最主要的人权问题涉及第 1(2)(c) 条草案中的第三个替代特定意图要素,即一项行为必须是为了“严重破坏或摧毁一个国家或一个国际组织的基本政治、宪法、经济或社会结构”而实施的。与其他基于《制止资助恐怖主义公约》、安全 伯利兹 WhatsApp 号码 理事会第 1566 (2004) 号决议和特别报告员的示范定义所反映的国际共识的特定意图替代方案不同,这项规定缺乏国际法先例,并且超出了最佳实践的国际标准。

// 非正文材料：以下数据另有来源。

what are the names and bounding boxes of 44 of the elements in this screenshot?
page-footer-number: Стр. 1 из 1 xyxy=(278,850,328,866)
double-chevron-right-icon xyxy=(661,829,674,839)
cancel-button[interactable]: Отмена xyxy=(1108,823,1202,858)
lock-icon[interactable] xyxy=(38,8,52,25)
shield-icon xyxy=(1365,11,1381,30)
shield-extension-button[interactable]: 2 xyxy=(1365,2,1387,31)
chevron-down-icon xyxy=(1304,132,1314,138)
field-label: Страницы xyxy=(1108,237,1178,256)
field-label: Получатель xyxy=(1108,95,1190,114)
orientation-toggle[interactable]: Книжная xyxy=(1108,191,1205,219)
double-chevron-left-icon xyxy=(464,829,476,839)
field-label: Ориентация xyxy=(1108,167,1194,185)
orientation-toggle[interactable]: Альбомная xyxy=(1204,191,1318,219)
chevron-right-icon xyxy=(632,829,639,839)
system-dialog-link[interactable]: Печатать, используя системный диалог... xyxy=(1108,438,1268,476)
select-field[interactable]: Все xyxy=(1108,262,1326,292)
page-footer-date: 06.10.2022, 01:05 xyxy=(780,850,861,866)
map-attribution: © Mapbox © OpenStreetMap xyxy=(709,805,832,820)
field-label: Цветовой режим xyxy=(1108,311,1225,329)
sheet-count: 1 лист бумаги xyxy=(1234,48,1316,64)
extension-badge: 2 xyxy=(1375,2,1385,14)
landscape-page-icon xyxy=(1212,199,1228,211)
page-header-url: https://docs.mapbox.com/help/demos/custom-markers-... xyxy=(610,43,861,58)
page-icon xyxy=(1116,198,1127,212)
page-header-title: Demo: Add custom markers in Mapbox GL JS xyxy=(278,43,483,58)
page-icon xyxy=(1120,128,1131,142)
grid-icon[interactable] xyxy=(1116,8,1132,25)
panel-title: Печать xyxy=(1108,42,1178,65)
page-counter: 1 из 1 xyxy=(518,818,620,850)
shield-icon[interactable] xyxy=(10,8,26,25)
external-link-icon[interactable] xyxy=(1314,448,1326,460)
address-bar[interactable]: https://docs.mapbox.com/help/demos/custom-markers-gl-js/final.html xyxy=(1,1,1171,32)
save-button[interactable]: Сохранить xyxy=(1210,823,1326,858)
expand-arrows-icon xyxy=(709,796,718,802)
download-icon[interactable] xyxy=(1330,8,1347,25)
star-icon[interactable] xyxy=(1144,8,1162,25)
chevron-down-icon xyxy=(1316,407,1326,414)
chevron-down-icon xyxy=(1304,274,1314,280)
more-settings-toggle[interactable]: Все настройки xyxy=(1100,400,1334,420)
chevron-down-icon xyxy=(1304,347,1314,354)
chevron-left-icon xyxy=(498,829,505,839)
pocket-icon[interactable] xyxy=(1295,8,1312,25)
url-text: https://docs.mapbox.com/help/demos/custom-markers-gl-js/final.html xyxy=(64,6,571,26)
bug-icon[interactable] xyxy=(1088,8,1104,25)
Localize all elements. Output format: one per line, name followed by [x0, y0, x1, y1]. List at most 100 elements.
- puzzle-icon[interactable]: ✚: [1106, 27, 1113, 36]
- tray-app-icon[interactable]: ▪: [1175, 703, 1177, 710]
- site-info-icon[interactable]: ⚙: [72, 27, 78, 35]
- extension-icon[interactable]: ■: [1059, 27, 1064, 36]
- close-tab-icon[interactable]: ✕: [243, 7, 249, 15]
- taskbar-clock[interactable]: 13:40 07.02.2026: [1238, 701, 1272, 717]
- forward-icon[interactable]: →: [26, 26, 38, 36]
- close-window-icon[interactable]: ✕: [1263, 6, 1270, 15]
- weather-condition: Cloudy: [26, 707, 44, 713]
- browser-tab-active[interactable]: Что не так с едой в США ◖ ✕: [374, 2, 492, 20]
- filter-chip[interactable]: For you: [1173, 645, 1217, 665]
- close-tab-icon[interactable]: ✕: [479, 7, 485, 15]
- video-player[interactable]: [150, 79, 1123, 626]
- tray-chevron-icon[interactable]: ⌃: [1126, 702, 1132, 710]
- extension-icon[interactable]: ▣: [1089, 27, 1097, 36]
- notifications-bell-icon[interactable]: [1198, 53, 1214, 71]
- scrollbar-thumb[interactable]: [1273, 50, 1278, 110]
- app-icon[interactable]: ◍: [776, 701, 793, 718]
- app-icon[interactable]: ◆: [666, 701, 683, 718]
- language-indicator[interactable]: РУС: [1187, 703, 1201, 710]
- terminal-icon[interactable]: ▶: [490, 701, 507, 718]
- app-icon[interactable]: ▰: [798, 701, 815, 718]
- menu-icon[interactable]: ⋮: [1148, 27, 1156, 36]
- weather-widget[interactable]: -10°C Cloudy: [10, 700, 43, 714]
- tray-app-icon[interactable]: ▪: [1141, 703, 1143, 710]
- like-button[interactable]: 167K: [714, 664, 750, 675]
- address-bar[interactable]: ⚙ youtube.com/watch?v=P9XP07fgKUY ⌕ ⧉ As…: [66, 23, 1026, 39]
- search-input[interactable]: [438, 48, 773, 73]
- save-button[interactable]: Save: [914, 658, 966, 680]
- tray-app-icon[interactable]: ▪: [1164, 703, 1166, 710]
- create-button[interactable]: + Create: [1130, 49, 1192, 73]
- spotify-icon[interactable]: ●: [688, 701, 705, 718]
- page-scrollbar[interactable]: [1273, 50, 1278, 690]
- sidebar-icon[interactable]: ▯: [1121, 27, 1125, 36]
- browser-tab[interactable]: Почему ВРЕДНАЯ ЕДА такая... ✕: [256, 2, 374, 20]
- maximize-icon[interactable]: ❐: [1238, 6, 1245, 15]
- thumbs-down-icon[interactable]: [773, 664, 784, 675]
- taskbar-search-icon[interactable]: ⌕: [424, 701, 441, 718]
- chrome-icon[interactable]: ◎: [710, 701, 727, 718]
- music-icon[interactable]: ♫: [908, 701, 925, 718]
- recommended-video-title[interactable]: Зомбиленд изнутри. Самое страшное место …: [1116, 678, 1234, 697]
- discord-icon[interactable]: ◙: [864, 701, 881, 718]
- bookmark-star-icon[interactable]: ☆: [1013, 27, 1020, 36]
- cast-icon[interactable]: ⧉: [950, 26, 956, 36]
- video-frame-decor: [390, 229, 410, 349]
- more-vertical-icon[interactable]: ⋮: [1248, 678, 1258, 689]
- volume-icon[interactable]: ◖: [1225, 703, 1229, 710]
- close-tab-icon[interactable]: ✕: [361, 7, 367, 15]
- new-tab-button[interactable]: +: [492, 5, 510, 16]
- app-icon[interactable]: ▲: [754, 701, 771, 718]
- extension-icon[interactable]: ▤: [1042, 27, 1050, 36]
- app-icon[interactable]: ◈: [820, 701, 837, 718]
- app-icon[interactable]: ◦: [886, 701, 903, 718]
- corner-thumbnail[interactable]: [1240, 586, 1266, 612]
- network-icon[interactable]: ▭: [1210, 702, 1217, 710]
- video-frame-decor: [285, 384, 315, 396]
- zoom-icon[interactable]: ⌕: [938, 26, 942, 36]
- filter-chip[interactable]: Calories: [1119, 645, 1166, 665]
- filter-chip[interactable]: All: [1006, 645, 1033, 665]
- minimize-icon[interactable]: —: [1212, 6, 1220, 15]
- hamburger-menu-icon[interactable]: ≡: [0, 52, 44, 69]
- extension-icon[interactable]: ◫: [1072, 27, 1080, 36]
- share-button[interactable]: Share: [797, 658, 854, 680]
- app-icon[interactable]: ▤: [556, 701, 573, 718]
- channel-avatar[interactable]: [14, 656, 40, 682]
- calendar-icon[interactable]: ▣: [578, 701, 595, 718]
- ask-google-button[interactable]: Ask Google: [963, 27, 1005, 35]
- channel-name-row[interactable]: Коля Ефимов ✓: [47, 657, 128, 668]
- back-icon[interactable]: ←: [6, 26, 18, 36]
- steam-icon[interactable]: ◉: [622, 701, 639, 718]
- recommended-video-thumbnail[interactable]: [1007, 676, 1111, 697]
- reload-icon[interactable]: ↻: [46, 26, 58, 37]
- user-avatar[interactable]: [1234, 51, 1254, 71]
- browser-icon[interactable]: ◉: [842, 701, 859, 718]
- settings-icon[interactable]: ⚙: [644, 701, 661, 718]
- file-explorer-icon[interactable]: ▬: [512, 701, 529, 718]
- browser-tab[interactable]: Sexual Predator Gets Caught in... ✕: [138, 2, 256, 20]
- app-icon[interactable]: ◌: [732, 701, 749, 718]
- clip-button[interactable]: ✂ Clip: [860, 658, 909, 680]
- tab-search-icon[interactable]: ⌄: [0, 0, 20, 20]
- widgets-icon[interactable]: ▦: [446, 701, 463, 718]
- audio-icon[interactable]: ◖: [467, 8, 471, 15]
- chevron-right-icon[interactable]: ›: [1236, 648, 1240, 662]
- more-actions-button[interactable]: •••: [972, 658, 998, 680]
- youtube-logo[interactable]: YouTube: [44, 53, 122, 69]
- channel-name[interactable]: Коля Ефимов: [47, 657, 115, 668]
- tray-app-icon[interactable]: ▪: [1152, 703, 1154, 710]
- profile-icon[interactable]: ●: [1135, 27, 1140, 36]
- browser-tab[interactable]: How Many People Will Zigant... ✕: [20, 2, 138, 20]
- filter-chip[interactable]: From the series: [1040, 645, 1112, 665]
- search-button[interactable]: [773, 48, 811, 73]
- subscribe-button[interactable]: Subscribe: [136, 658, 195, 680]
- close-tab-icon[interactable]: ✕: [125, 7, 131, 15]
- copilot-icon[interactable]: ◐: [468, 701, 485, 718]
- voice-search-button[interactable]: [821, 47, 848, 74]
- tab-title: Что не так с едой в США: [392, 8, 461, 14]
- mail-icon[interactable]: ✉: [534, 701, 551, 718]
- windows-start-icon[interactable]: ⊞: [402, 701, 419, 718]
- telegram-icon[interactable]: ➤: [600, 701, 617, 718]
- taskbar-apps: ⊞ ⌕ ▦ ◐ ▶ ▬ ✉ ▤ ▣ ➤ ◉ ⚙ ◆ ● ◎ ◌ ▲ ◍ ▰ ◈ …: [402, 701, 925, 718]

该条款受到了众多利益相关方的广泛批评,包括欧洲委员会人权专员、欧洲议会、欧安组织民主制度和人权办公室、欧盟基本权利署和起草该条款的瑞士。对该条款的解释很少。“基本……结构”的提法含糊不清,容易引发主观解释,并带来任意适用和过度定罪的现实风险。“破坏”此类结构的概念进一步增加了模糊性,因为许多暴力行为可能被解释为在某种程度上破坏稳定,即使造成的危害很小。,这项规定可能会阻碍合法活动,破坏公平,并错误地将未达到恐怖主义程度的行为归类。就该条款旨在保护合法利益而言,这些利益在很大程度上已经被恐吓民众和迫使政府的其他具体意图要素所涵盖。
《公民权利和政治权利国际公约》第 15(1) 条规定的法律确定性原则要求刑法足够精确,以便明确哪些行为构成犯罪。该原则旨在防止定义不明确和/或过于宽泛的法律,这些法律容易被任意适用和滥用,包括以政治或其他不正当理由针对特定群体。欧盟委员会承认,人们对欧盟同等定义的清晰度、可预见性和对合法活动的影响存在担忧,但认为总体负面影响“有限”,严重受成员国观点的影响——这与欧盟自己的专家基本权利机构表达的大量担忧形成鲜明对比。